Wilmington, Delaware, United States of America
Great companies have an enduring sense of purpose. At M&T, our purpose is a simple one: make a difference in people’s lives and uplift the communities we serve. Founded in 1856 in Buffalo, NY we are now a top 11 full-service US-based commercial bank with a retail footprint across the east coast and wealth services available nationwide and abroad. As a bank, we offer advice, guidance, expertise, and solutions across the entire financial spectrum that combines M&T’s traditional banking services with the wealth management and institutional capabilities offered by Wilmington Trust. We are a community-minded organization with more than 167 years of experience. We serve customers, community, and colleagues whether they be across the street, across the state or across the country.
As an employer of choice, we are proud to offer competitive benefits ranging from medical and retirement to forty hours of paid volunteer time, each year.
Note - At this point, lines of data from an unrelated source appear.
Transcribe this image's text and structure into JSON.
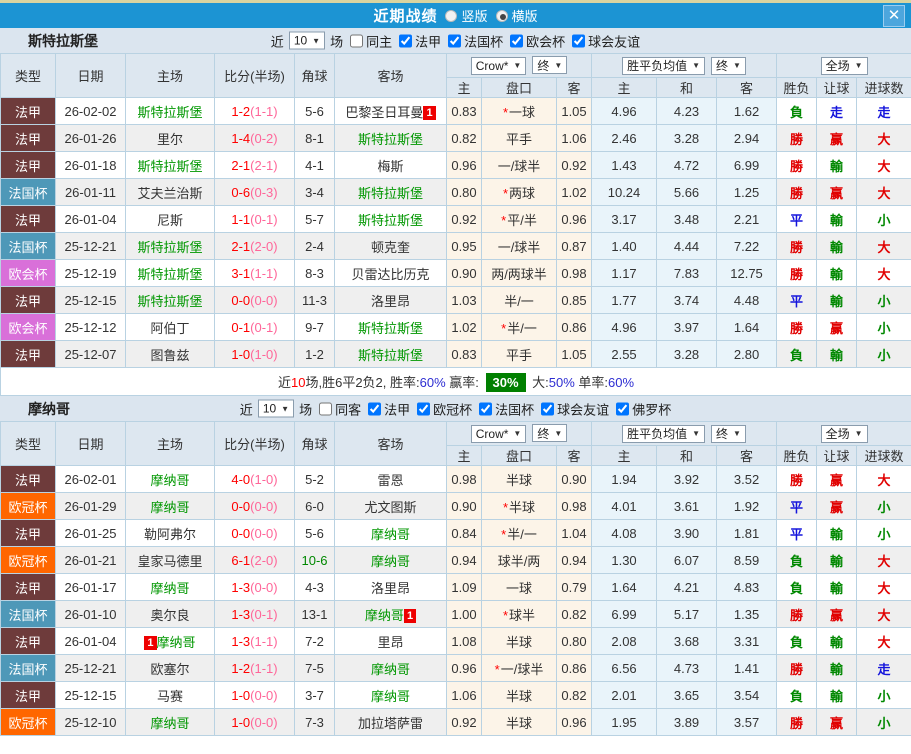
{
  "titlebar": {
    "title": "近期战绩",
    "radio_vertical": "竖版",
    "radio_horizontal": "横版",
    "close": "✕"
  },
  "colors": {
    "type": {
      "法甲": "#6e3b3b",
      "法国杯": "#4e98b8",
      "欧会杯": "#d970d9",
      "欧冠杯": "#ff6600"
    },
    "result": {
      "勝": "#e10000",
      "負": "#008800",
      "平": "#1414dc",
      "赢": "#e10000",
      "輸": "#008800",
      "走": "#1414dc",
      "大": "#e10000",
      "小": "#008800"
    }
  },
  "table_header": {
    "left": [
      "类型",
      "日期",
      "主场",
      "比分(半场)",
      "角球",
      "客场"
    ],
    "sub": [
      "主",
      "盘口",
      "客",
      "主",
      "和",
      "客",
      "胜负",
      "让球",
      "进球数"
    ],
    "controls": {
      "odds_company": "Crow*",
      "odds_final": "终",
      "avg": "胜平负均值",
      "avg_final": "终",
      "scope": "全场"
    }
  },
  "sections": [
    {
      "team": "斯特拉斯堡",
      "filter": {
        "near": "近",
        "count": "10",
        "unit": "场",
        "same": "同主",
        "same_checked": false,
        "leagues": [
          "法甲",
          "法国杯",
          "欧会杯",
          "球会友谊"
        ]
      },
      "rows": [
        {
          "type": "法甲",
          "date": "26-02-02",
          "home": "斯特拉斯堡",
          "home_green": true,
          "home_badge": "",
          "score": "1-2",
          "half": "(1-1)",
          "corner": "5-6",
          "corner_green": false,
          "away": "巴黎圣日耳曼",
          "away_green": false,
          "away_badge": "1",
          "odds_home": "0.83",
          "star": true,
          "handicap": "一球",
          "odds_away": "1.05",
          "avg_home": "4.96",
          "avg_draw": "4.23",
          "avg_away": "1.62",
          "result": "負",
          "handicap_result": "走",
          "goals_result": "走"
        },
        {
          "type": "法甲",
          "date": "26-01-26",
          "home": "里尔",
          "home_green": false,
          "home_badge": "",
          "score": "1-4",
          "half": "(0-2)",
          "corner": "8-1",
          "corner_green": false,
          "away": "斯特拉斯堡",
          "away_green": true,
          "away_badge": "",
          "odds_home": "0.82",
          "star": false,
          "handicap": "平手",
          "odds_away": "1.06",
          "avg_home": "2.46",
          "avg_draw": "3.28",
          "avg_away": "2.94",
          "result": "勝",
          "handicap_result": "赢",
          "goals_result": "大"
        },
        {
          "type": "法甲",
          "date": "26-01-18",
          "home": "斯特拉斯堡",
          "home_green": true,
          "home_badge": "",
          "score": "2-1",
          "half": "(2-1)",
          "corner": "4-1",
          "corner_green": false,
          "away": "梅斯",
          "away_green": false,
          "away_badge": "",
          "odds_home": "0.96",
          "star": false,
          "handicap": "一/球半",
          "odds_away": "0.92",
          "avg_home": "1.43",
          "avg_draw": "4.72",
          "avg_away": "6.99",
          "result": "勝",
          "handicap_result": "輸",
          "goals_result": "大"
        },
        {
          "type": "法国杯",
          "date": "26-01-11",
          "home": "艾夫兰治斯",
          "home_green": false,
          "home_badge": "",
          "score": "0-6",
          "half": "(0-3)",
          "corner": "3-4",
          "corner_green": false,
          "away": "斯特拉斯堡",
          "away_green": true,
          "away_badge": "",
          "odds_home": "0.80",
          "star": true,
          "handicap": "两球",
          "odds_away": "1.02",
          "avg_home": "10.24",
          "avg_draw": "5.66",
          "avg_away": "1.25",
          "result": "勝",
          "handicap_result": "赢",
          "goals_result": "大"
        },
        {
          "type": "法甲",
          "date": "26-01-04",
          "home": "尼斯",
          "home_green": false,
          "home_badge": "",
          "score": "1-1",
          "half": "(0-1)",
          "corner": "5-7",
          "corner_green": false,
          "away": "斯特拉斯堡",
          "away_green": true,
          "away_badge": "",
          "odds_home": "0.92",
          "star": true,
          "handicap": "平/半",
          "odds_away": "0.96",
          "avg_home": "3.17",
          "avg_draw": "3.48",
          "avg_away": "2.21",
          "result": "平",
          "handicap_result": "輸",
          "goals_result": "小"
        },
        {
          "type": "法国杯",
          "date": "25-12-21",
          "home": "斯特拉斯堡",
          "home_green": true,
          "home_badge": "",
          "score": "2-1",
          "half": "(2-0)",
          "corner": "2-4",
          "corner_green": false,
          "away": "顿克奎",
          "away_green": false,
          "away_badge": "",
          "odds_home": "0.95",
          "star": false,
          "handicap": "一/球半",
          "odds_away": "0.87",
          "avg_home": "1.40",
          "avg_draw": "4.44",
          "avg_away": "7.22",
          "result": "勝",
          "handicap_result": "輸",
          "goals_result": "大"
        },
        {
          "type": "欧会杯",
          "date": "25-12-19",
          "home": "斯特拉斯堡",
          "home_green": true,
          "home_badge": "",
          "score": "3-1",
          "half": "(1-1)",
          "corner": "8-3",
          "corner_green": false,
          "away": "贝雷达比历克",
          "away_green": false,
          "away_badge": "",
          "odds_home": "0.90",
          "star": false,
          "handicap": "两/两球半",
          "odds_away": "0.98",
          "avg_home": "1.17",
          "avg_draw": "7.83",
          "avg_away": "12.75",
          "result": "勝",
          "handicap_result": "輸",
          "goals_result": "大"
        },
        {
          "type": "法甲",
          "date": "25-12-15",
          "home": "斯特拉斯堡",
          "home_green": true,
          "home_badge": "",
          "score": "0-0",
          "half": "(0-0)",
          "corner": "11-3",
          "corner_green": false,
          "away": "洛里昂",
          "away_green": false,
          "away_badge": "",
          "odds_home": "1.03",
          "star": false,
          "handicap": "半/一",
          "odds_away": "0.85",
          "avg_home": "1.77",
          "avg_draw": "3.74",
          "avg_away": "4.48",
          "result": "平",
          "handicap_result": "輸",
          "goals_result": "小"
        },
        {
          "type": "欧会杯",
          "date": "25-12-12",
          "home": "阿伯丁",
          "home_green": false,
          "home_badge": "",
          "score": "0-1",
          "half": "(0-1)",
          "corner": "9-7",
          "corner_green": false,
          "away": "斯特拉斯堡",
          "away_green": true,
          "away_badge": "",
          "odds_home": "1.02",
          "star": true,
          "handicap": "半/一",
          "odds_away": "0.86",
          "avg_home": "4.96",
          "avg_draw": "3.97",
          "avg_away": "1.64",
          "result": "勝",
          "handicap_result": "赢",
          "goals_result": "小"
        },
        {
          "type": "法甲",
          "date": "25-12-07",
          "home": "图鲁兹",
          "home_green": false,
          "home_badge": "",
          "score": "1-0",
          "half": "(1-0)",
          "corner": "1-2",
          "corner_green": false,
          "away": "斯特拉斯堡",
          "away_green": true,
          "away_badge": "",
          "odds_home": "0.83",
          "star": false,
          "handicap": "平手",
          "odds_away": "1.05",
          "avg_home": "2.55",
          "avg_draw": "3.28",
          "avg_away": "2.80",
          "result": "負",
          "handicap_result": "輸",
          "goals_result": "小"
        }
      ],
      "summary": [
        {
          "t": "近",
          "s": "dark"
        },
        {
          "t": "10",
          "s": "red"
        },
        {
          "t": "场,胜6平2负2, 胜率:",
          "s": "dark"
        },
        {
          "t": "60%",
          "s": "blue"
        },
        {
          "t": " 赢率: ",
          "s": "dark"
        },
        {
          "t": "30%",
          "s": "badge"
        },
        {
          "t": " 大:",
          "s": "dark"
        },
        {
          "t": "50%",
          "s": "blue"
        },
        {
          "t": " 单率:",
          "s": "dark"
        },
        {
          "t": "60%",
          "s": "blue"
        }
      ]
    },
    {
      "team": "摩纳哥",
      "filter": {
        "near": "近",
        "count": "10",
        "unit": "场",
        "same": "同客",
        "same_checked": false,
        "leagues": [
          "法甲",
          "欧冠杯",
          "法国杯",
          "球会友谊",
          "佛罗杯"
        ]
      },
      "rows": [
        {
          "type": "法甲",
          "date": "26-02-01",
          "home": "摩纳哥",
          "home_green": true,
          "home_badge": "",
          "score": "4-0",
          "half": "(1-0)",
          "corner": "5-2",
          "corner_green": false,
          "away": "雷恩",
          "away_green": false,
          "away_badge": "",
          "odds_home": "0.98",
          "star": false,
          "handicap": "半球",
          "odds_away": "0.90",
          "avg_home": "1.94",
          "avg_draw": "3.92",
          "avg_away": "3.52",
          "result": "勝",
          "handicap_result": "赢",
          "goals_result": "大"
        },
        {
          "type": "欧冠杯",
          "date": "26-01-29",
          "home": "摩纳哥",
          "home_green": true,
          "home_badge": "",
          "score": "0-0",
          "half": "(0-0)",
          "corner": "6-0",
          "corner_green": false,
          "away": "尤文图斯",
          "away_green": false,
          "away_badge": "",
          "odds_home": "0.90",
          "star": true,
          "handicap": "半球",
          "odds_away": "0.98",
          "avg_home": "4.01",
          "avg_draw": "3.61",
          "avg_away": "1.92",
          "result": "平",
          "handicap_result": "赢",
          "goals_result": "小"
        },
        {
          "type": "法甲",
          "date": "26-01-25",
          "home": "勒阿弗尔",
          "home_green": false,
          "home_badge": "",
          "score": "0-0",
          "half": "(0-0)",
          "corner": "5-6",
          "corner_green": false,
          "away": "摩纳哥",
          "away_green": true,
          "away_badge": "",
          "odds_home": "0.84",
          "star": true,
          "handicap": "半/一",
          "odds_away": "1.04",
          "avg_home": "4.08",
          "avg_draw": "3.90",
          "avg_away": "1.81",
          "result": "平",
          "handicap_result": "輸",
          "goals_result": "小"
        },
        {
          "type": "欧冠杯",
          "date": "26-01-21",
          "home": "皇家马德里",
          "home_green": false,
          "home_badge": "",
          "score": "6-1",
          "half": "(2-0)",
          "corner": "10-6",
          "corner_green": true,
          "away": "摩纳哥",
          "away_green": true,
          "away_badge": "",
          "odds_home": "0.94",
          "star": false,
          "handicap": "球半/两",
          "odds_away": "0.94",
          "avg_home": "1.30",
          "avg_draw": "6.07",
          "avg_away": "8.59",
          "result": "負",
          "handicap_result": "輸",
          "goals_result": "大"
        },
        {
          "type": "法甲",
          "date": "26-01-17",
          "home": "摩纳哥",
          "home_green": true,
          "home_badge": "",
          "score": "1-3",
          "half": "(0-0)",
          "corner": "4-3",
          "corner_green": false,
          "away": "洛里昂",
          "away_green": false,
          "away_badge": "",
          "odds_home": "1.09",
          "star": false,
          "handicap": "一球",
          "odds_away": "0.79",
          "avg_home": "1.64",
          "avg_draw": "4.21",
          "avg_away": "4.83",
          "result": "負",
          "handicap_result": "輸",
          "goals_result": "大"
        },
        {
          "type": "法国杯",
          "date": "26-01-10",
          "home": "奥尔良",
          "home_green": false,
          "home_badge": "",
          "score": "1-3",
          "half": "(0-1)",
          "corner": "13-1",
          "corner_green": false,
          "away": "摩纳哥",
          "away_green": true,
          "away_badge": "1",
          "odds_home": "1.00",
          "star": true,
          "handicap": "球半",
          "odds_away": "0.82",
          "avg_home": "6.99",
          "avg_draw": "5.17",
          "avg_away": "1.35",
          "result": "勝",
          "handicap_result": "赢",
          "goals_result": "大"
        },
        {
          "type": "法甲",
          "date": "26-01-04",
          "home": "摩纳哥",
          "home_green": true,
          "home_badge": "1",
          "score": "1-3",
          "half": "(1-1)",
          "corner": "7-2",
          "corner_green": false,
          "away": "里昂",
          "away_green": false,
          "away_badge": "",
          "odds_home": "1.08",
          "star": false,
          "handicap": "半球",
          "odds_away": "0.80",
          "avg_home": "2.08",
          "avg_draw": "3.68",
          "avg_away": "3.31",
          "result": "負",
          "handicap_result": "輸",
          "goals_result": "大"
        },
        {
          "type": "法国杯",
          "date": "25-12-21",
          "home": "欧塞尔",
          "home_green": false,
          "home_badge": "",
          "score": "1-2",
          "half": "(1-1)",
          "corner": "7-5",
          "corner_green": false,
          "away": "摩纳哥",
          "away_green": true,
          "away_badge": "",
          "odds_home": "0.96",
          "star": true,
          "handicap": "一/球半",
          "odds_away": "0.86",
          "avg_home": "6.56",
          "avg_draw": "4.73",
          "avg_away": "1.41",
          "result": "勝",
          "handicap_result": "輸",
          "goals_result": "走"
        },
        {
          "type": "法甲",
          "date": "25-12-15",
          "home": "马赛",
          "home_green": false,
          "home_badge": "",
          "score": "1-0",
          "half": "(0-0)",
          "corner": "3-7",
          "corner_green": false,
          "away": "摩纳哥",
          "away_green": true,
          "away_badge": "",
          "odds_home": "1.06",
          "star": false,
          "handicap": "半球",
          "odds_away": "0.82",
          "avg_home": "2.01",
          "avg_draw": "3.65",
          "avg_away": "3.54",
          "result": "負",
          "handicap_result": "輸",
          "goals_result": "小"
        },
        {
          "type": "欧冠杯",
          "date": "25-12-10",
          "home": "摩纳哥",
          "home_green": true,
          "home_badge": "",
          "score": "1-0",
          "half": "(0-0)",
          "corner": "7-3",
          "corner_green": false,
          "away": "加拉塔萨雷",
          "away_green": false,
          "away_badge": "",
          "odds_home": "0.92",
          "star": false,
          "handicap": "半球",
          "odds_away": "0.96",
          "avg_home": "1.95",
          "avg_draw": "3.89",
          "avg_away": "3.57",
          "result": "勝",
          "handicap_result": "赢",
          "goals_result": "小"
        }
      ],
      "summary": null
    }
  ]
}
Our core values drive the work we do – integrity, ownership, collaboration, curiosity, candor and we seek to further build upon our record of success by bringing in top talent and fresh skill sets while continuing to support the growth and development of all our team members.
M&T Bank is unwavering when it comes to providing equal employment opportunities to all employees and applicants without regard to race, color, national origin, religion, ethnicity, sex, gender identity, age, disability, citizenship, pregnancy, veteran status, military status, marital status, sexual orientation, genetic information or any other characteristic protected under applicable federal, state or local laws.